During his California years he became an avid weightlifter and experimented with recreational drugs. In San Francisco, he charmed a group of Hells Angels with his friendliness and British accent.
“I was pleasant, unjudgmental, and a doctor,” he wrote, “and as such was called on, occasionally, to advise when riders were injured.”
Sacks was an acknowledged klutz. He fell and tore the muscles and nerves of one leg and wrote about his experiences in “A Leg to Stand On” (1984). Later, he fell again and suffered similar damage in the other leg.
Sacks had planned to become a researcher, but it didn’t work out. After he accidentally dropped bits of hamburger into a centrifuge, he was gently told by one of his bosses that he was “a menace in the lab.” Urged on by colleagues, he found his way into clinical work and never looked back.
“There are a million people with chronic neurological disease locked away in this country,” he told the Washington Post in 1991. “They are sort of dismissed and regarded as defective. But it isn’t so.”
Sacks treated patients at Beth Abraham Hospital in the Bronx from 1966 until 2007, as well as in nursing homes and other venues. He served as a professor of neurology and psychiatry at Albert Einstein College of Medicine in New York, New York University and Columbia University.
The discovery that gained him fame drew criticism from some of his colleagues, who objected to his use of the drug, L-dopa, in a round of letters to the Journal of the American Medical Assn. Sacks responded by assisting in a documentary about his work that included interviews with his patients.
A recurrent theme in Sacks’ writing is the notion that disorder, however dark and difficult, may be more than a deficit.
In “An Anthropologist on Mars,” Sacks introduced readers to Dr.
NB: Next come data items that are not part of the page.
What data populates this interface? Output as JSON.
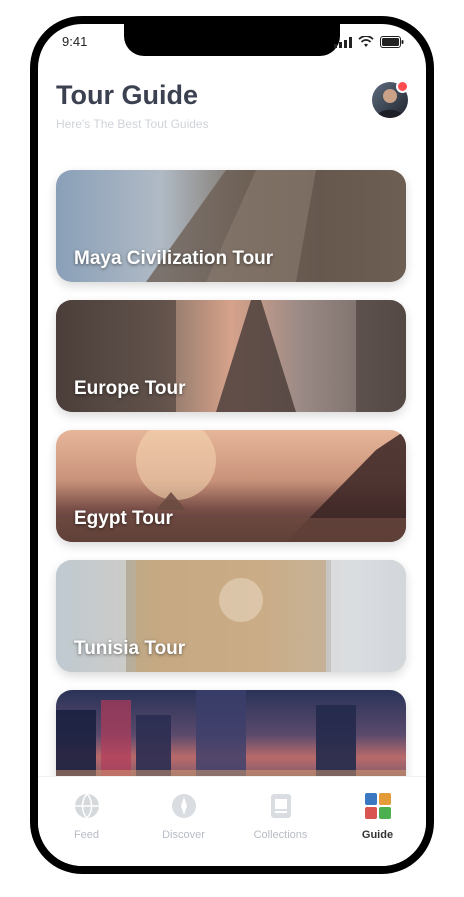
{
  "status": {
    "time": "9:41"
  },
  "header": {
    "title": "Tour Guide",
    "subtitle": "Here's The Best Tout Guides"
  },
  "cards": [
    {
      "label": "Maya Civilization Tour"
    },
    {
      "label": "Europe Tour"
    },
    {
      "label": "Egypt Tour"
    },
    {
      "label": "Tunisia Tour"
    },
    {
      "label": ""
    }
  ],
  "tabs": [
    {
      "label": "Feed",
      "icon": "globe-icon"
    },
    {
      "label": "Discover",
      "icon": "compass-icon"
    },
    {
      "label": "Collections",
      "icon": "collection-icon"
    },
    {
      "label": "Guide",
      "icon": "guide-icon"
    }
  ],
  "colors": {
    "title": "#3b4150",
    "notification": "#ff4d4f"
  }
}
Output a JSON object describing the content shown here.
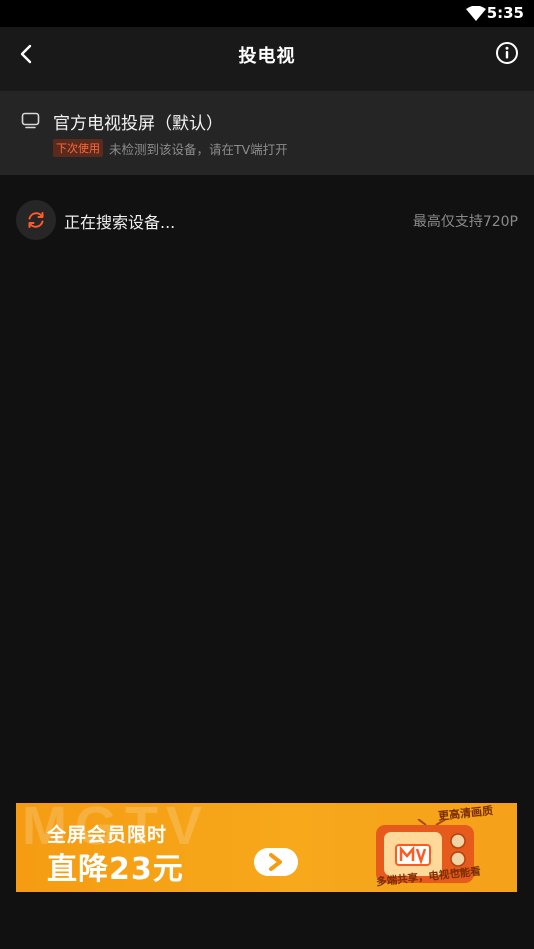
{
  "status_bar": {
    "time": "5:35",
    "wifi_icon": "wifi-icon"
  },
  "header": {
    "title": "投电视",
    "back_icon": "chevron-left-icon",
    "info_icon": "info-icon"
  },
  "device": {
    "icon": "tv-icon",
    "name": "官方电视投屏（默认）",
    "badge": "下次使用",
    "note": "未检测到该设备，请在TV端打开"
  },
  "search": {
    "icon": "refresh-icon",
    "status": "正在搜索设备...",
    "quality_note": "最高仅支持720P"
  },
  "banner": {
    "watermark": "MGTV",
    "line1": "全屏会员限时",
    "line2": "直降23元",
    "tag_top": "更高清画质",
    "tag_bottom": "多端共享，电视也能看",
    "colors": {
      "accent": "#f59c12",
      "tv_body": "#e65a1c",
      "logo": "#ff5a1f"
    }
  },
  "colors": {
    "background": "#111111",
    "header": "#191919",
    "card": "#252525",
    "accent": "#ff5a2b"
  }
}
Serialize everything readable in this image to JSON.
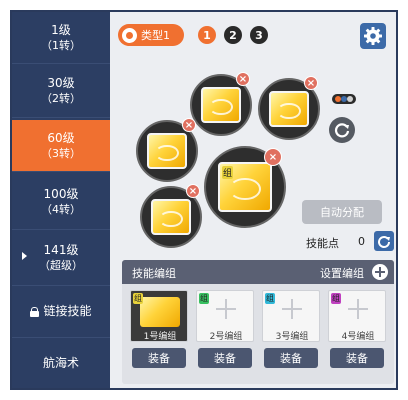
{
  "sidebar": {
    "items": [
      {
        "label": "1级",
        "sub": "（1转）"
      },
      {
        "label": "30级",
        "sub": "（2转）"
      },
      {
        "label": "60级",
        "sub": "（3转）"
      },
      {
        "label": "100级",
        "sub": "（4转）"
      },
      {
        "label": "141级",
        "sub": "（超级）"
      },
      {
        "label": "链接技能"
      },
      {
        "label": "航海术"
      }
    ],
    "active_index": 2
  },
  "topbar": {
    "type_label": "类型1",
    "pages": [
      "1",
      "2",
      "3"
    ],
    "active_page": "1"
  },
  "skills": {
    "remove_symbol": "×",
    "group_mark": "组"
  },
  "auto_assign_label": "自动分配",
  "skill_points": {
    "label": "技能点",
    "value": "0"
  },
  "edit_panel": {
    "title": "技能编组",
    "set_label": "设置编组",
    "groups": [
      {
        "name": "1号编组",
        "mark": "组",
        "equip": "装备"
      },
      {
        "name": "2号编组",
        "mark": "组",
        "equip": "装备"
      },
      {
        "name": "3号编组",
        "mark": "组",
        "equip": "装备"
      },
      {
        "name": "4号编组",
        "mark": "组",
        "equip": "装备"
      }
    ]
  },
  "colors": {
    "accent": "#f07030",
    "sidebar_bg": "#2c3e63",
    "button_blue": "#3c6aa8",
    "group_mark_colors": [
      "#e8d23a",
      "#38c060",
      "#30b8d8",
      "#c040c0"
    ]
  }
}
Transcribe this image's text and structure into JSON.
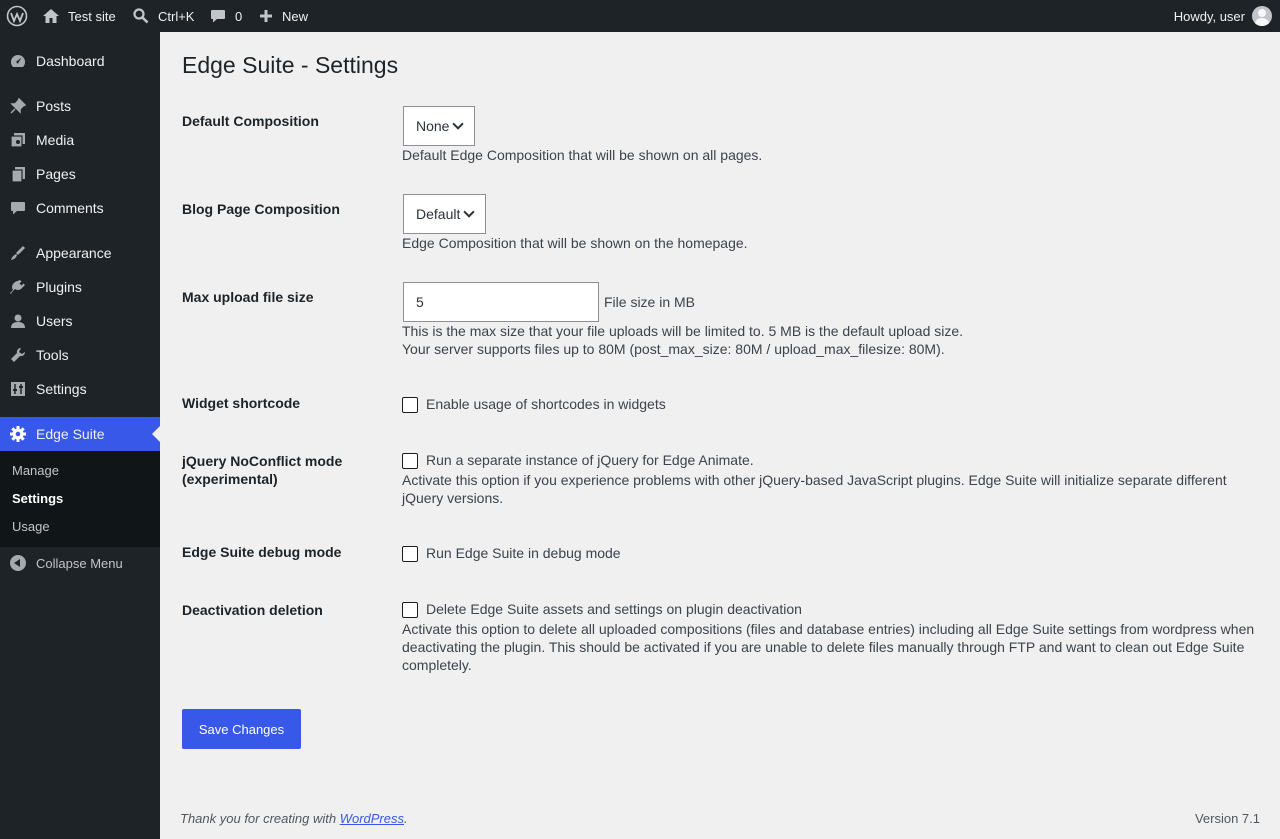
{
  "adminbar": {
    "site_name": "Test site",
    "search_shortcut": "Ctrl+K",
    "comments_count": "0",
    "new_label": "New",
    "howdy": "Howdy, user"
  },
  "sidebar": {
    "items": [
      {
        "label": "Dashboard",
        "icon": "dashboard-icon"
      },
      {
        "label": "Posts",
        "icon": "pin-icon"
      },
      {
        "label": "Media",
        "icon": "media-icon"
      },
      {
        "label": "Pages",
        "icon": "pages-icon"
      },
      {
        "label": "Comments",
        "icon": "comment-icon"
      },
      {
        "label": "Appearance",
        "icon": "brush-icon"
      },
      {
        "label": "Plugins",
        "icon": "plug-icon"
      },
      {
        "label": "Users",
        "icon": "user-icon"
      },
      {
        "label": "Tools",
        "icon": "wrench-icon"
      },
      {
        "label": "Settings",
        "icon": "sliders-icon"
      },
      {
        "label": "Edge Suite",
        "icon": "gear-icon"
      }
    ],
    "submenu": [
      "Manage",
      "Settings",
      "Usage"
    ],
    "collapse": "Collapse Menu"
  },
  "page": {
    "title": "Edge Suite - Settings",
    "fields": {
      "default_composition": {
        "label": "Default Composition",
        "value": "None",
        "description": "Default Edge Composition that will be shown on all pages."
      },
      "blog_composition": {
        "label": "Blog Page Composition",
        "value": "Default",
        "description": "Edge Composition that will be shown on the homepage."
      },
      "max_upload": {
        "label": "Max upload file size",
        "value": "5",
        "unit": "File size in MB",
        "description1": "This is the max size that your file uploads will be limited to. 5 MB is the default upload size.",
        "description2": "Your server supports files up to 80M (post_max_size: 80M / upload_max_filesize: 80M)."
      },
      "widget_shortcode": {
        "label": "Widget shortcode",
        "checkbox": "Enable usage of shortcodes in widgets"
      },
      "jquery_noconflict": {
        "label": "jQuery NoConflict mode (experimental)",
        "checkbox": "Run a separate instance of jQuery for Edge Animate.",
        "description": "Activate this option if you experience problems with other jQuery-based JavaScript plugins. Edge Suite will initialize separate different jQuery versions."
      },
      "debug_mode": {
        "label": "Edge Suite debug mode",
        "checkbox": "Run Edge Suite in debug mode"
      },
      "deactivation": {
        "label": "Deactivation deletion",
        "checkbox": "Delete Edge Suite assets and settings on plugin deactivation",
        "description": "Activate this option to delete all uploaded compositions (files and database entries) including all Edge Suite settings from wordpress when deactivating the plugin. This should be activated if you are unable to delete files manually through FTP and want to clean out Edge Suite completely."
      }
    },
    "save_label": "Save Changes"
  },
  "footer": {
    "thanks_prefix": "Thank you for creating with ",
    "thanks_link": "WordPress",
    "thanks_suffix": ".",
    "version": "Version 7.1"
  },
  "colors": {
    "accent": "#3858e9",
    "sidebar_bg": "#1d2327",
    "content_bg": "#f0f0f1"
  }
}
Carl Bennett. He suffered from Tourette’s syndrome, which causes compulsive and uncontrollable touching, lunging, verbal outbursts and other tics. Though it seems unfathomable, Bennett was a surgeon and a pilot. Tourette’s “made him more meticulous, more exact,” Sacks wrote.
In “The Man Who Mistook His Wife for a Hat,” Sacks describes the case of Natasha K., an 89-year-old patient who experienced a sudden euphoria — she was more energetic, more alive and interested in young men.
Nearly 70 years earlier, in the days before penicillin, she had contracted syphilis and was treated but not cured. The latent disease had come back in full flower — and the patient was in no hurry to be rid of it.
“I know it’s an illness, but it’s made me feel well,” she said.
Sacks was stunned.
“What a paradox, what a cruelty, what an irony, there is here — that inner life and imagination may lie dull and dormant unless released and awakened, by an intoxication or disease!” he wrote.
Though he lived in the U.S. since the 1960s, Sacks never became a citizen. Given the work to which he dedicated his life, being an observer seemed to suit him.
“Generally, wherever I am, I regard myself as a visitor,” Sacks said in a 1997 Newsday article. “I do partly feel myself an outsider. I guess I always have.”
Stewart is a former Times staff writer.